Just noting I had this scenario actually occur today.

Phone call from my not so technically savvy mother, who understands the basic (don't run attachments, say yes if windows of firefox asks to upgrade) confused.

her: "I'm trying to upgrade Firefox, and it has an option thing here with 'open with' sort of faded out, and 'Save to Disk' which looks like it is selected, and 'always do this action' sort of faded out"

me: "Yes, because it's a program, you have to save it first before you run it"

her: "So what do I do?"

me: "It's already select as Save to Disk, so click OK"

her: "But I don't have disks... sigh... so I have to go and buy some disks now"

me: "No no, it doesn't mean floppy disks"

her: "No, doesn't it mean disks... like a CD"

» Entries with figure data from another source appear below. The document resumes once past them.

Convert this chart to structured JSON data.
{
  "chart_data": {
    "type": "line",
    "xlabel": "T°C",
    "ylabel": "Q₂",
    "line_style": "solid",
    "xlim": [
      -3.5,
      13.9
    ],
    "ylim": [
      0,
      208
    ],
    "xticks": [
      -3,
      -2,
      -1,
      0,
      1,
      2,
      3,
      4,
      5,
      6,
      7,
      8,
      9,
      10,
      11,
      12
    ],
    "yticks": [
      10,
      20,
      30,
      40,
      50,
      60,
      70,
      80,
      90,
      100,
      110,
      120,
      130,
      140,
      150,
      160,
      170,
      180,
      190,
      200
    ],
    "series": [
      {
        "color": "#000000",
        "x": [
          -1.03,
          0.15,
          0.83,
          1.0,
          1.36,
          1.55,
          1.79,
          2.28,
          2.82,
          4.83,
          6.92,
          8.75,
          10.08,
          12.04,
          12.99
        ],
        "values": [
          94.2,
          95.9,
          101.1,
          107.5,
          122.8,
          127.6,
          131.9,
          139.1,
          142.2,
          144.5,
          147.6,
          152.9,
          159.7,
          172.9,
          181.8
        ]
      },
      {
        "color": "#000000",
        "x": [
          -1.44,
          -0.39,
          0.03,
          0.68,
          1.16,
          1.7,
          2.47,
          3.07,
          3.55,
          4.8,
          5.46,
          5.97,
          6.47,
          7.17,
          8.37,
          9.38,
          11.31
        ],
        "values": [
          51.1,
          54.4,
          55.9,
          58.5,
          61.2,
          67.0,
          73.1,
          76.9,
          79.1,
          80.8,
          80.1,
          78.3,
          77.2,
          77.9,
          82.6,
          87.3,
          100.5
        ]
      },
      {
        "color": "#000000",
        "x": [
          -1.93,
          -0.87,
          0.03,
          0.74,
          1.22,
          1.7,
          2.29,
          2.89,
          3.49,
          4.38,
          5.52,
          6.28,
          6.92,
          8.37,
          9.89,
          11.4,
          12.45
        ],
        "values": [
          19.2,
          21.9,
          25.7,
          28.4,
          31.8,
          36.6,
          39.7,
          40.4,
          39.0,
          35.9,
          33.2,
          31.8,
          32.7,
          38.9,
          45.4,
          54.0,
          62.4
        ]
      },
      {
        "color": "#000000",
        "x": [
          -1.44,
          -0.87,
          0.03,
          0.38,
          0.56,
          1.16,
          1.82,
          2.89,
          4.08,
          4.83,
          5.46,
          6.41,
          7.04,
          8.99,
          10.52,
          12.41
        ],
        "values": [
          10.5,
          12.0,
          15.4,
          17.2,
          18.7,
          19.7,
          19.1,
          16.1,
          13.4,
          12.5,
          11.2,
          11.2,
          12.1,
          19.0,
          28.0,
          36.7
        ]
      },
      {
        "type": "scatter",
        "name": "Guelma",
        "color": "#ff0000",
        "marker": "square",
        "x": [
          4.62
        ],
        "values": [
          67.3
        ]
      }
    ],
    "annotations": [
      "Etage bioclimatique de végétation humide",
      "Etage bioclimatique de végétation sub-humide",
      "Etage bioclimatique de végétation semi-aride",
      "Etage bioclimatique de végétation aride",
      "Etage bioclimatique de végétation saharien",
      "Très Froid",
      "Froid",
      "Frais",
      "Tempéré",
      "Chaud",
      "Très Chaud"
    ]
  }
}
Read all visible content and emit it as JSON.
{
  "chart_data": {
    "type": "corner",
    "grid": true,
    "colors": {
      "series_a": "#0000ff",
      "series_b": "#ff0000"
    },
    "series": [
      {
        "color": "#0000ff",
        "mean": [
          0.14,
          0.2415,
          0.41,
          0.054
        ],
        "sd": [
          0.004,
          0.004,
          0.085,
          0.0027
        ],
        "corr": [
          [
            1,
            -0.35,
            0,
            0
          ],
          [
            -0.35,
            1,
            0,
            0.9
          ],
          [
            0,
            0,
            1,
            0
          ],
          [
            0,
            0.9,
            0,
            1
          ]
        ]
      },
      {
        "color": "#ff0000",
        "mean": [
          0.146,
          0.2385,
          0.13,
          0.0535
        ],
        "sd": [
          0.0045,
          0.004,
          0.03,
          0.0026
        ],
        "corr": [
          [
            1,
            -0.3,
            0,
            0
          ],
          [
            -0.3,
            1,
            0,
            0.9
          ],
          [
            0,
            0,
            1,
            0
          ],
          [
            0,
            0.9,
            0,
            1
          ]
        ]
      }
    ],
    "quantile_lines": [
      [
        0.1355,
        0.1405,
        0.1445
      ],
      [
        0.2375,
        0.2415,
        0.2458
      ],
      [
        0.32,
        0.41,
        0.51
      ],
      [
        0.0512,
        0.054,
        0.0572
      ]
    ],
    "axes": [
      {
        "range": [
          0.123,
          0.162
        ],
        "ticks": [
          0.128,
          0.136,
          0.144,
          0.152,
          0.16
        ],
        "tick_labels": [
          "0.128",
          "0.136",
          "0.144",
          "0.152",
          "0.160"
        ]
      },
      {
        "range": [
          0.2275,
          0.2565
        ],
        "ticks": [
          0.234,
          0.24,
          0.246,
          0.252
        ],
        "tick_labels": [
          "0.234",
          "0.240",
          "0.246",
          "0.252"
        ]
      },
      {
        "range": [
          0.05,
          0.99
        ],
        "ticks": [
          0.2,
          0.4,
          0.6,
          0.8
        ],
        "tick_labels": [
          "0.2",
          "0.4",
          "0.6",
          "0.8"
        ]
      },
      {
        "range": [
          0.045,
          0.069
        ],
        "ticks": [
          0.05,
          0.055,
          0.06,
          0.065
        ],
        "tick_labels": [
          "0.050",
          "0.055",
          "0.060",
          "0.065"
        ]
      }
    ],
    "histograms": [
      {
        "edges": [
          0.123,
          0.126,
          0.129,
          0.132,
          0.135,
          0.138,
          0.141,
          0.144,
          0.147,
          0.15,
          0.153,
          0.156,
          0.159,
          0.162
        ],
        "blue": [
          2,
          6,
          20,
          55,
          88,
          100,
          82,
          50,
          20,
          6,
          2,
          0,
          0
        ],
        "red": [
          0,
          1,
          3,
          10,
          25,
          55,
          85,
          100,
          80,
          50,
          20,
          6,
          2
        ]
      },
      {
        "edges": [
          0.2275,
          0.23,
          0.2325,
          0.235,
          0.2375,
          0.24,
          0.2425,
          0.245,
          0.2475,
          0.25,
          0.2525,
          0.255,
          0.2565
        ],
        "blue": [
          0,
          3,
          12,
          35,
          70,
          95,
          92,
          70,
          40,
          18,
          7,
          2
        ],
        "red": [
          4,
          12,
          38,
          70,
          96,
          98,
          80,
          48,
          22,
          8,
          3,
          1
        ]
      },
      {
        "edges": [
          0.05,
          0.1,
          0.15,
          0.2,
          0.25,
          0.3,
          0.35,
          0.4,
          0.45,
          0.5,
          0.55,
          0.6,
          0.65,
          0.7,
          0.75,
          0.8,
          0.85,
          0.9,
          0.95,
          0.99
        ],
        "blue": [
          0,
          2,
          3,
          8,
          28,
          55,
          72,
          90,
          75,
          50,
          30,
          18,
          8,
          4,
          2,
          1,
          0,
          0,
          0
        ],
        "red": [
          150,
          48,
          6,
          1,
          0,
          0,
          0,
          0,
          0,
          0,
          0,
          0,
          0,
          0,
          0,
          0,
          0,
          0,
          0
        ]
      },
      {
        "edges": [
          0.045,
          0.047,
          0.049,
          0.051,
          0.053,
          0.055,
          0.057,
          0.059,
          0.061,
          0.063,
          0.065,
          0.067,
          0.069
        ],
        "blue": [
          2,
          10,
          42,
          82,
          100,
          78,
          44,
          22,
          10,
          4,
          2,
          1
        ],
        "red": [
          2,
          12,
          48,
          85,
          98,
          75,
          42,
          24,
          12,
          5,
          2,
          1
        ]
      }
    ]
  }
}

me: "Oh, no. It means the disk inside the computer"

her: "What disk inside the computer"

me: "It just means save to the computer, to the desktop"

her: "sigh... well why doesn't it just say that?"

and from there I walked her through the rest of saving and running the update.

It seems quite clear to me that "Disk" is quite unclear to non-technical people.

They know floppy disks and CD disks and maybe even DVD disks, but their computer is the box on the ground, or the box on the table, it doesn't look anything like a disk.

"Save to the computer" or even (in the special cases on Windows or Mac where the location to save to is something special) "Save to My Desktop" would seem much more sensible and make it easier to understand.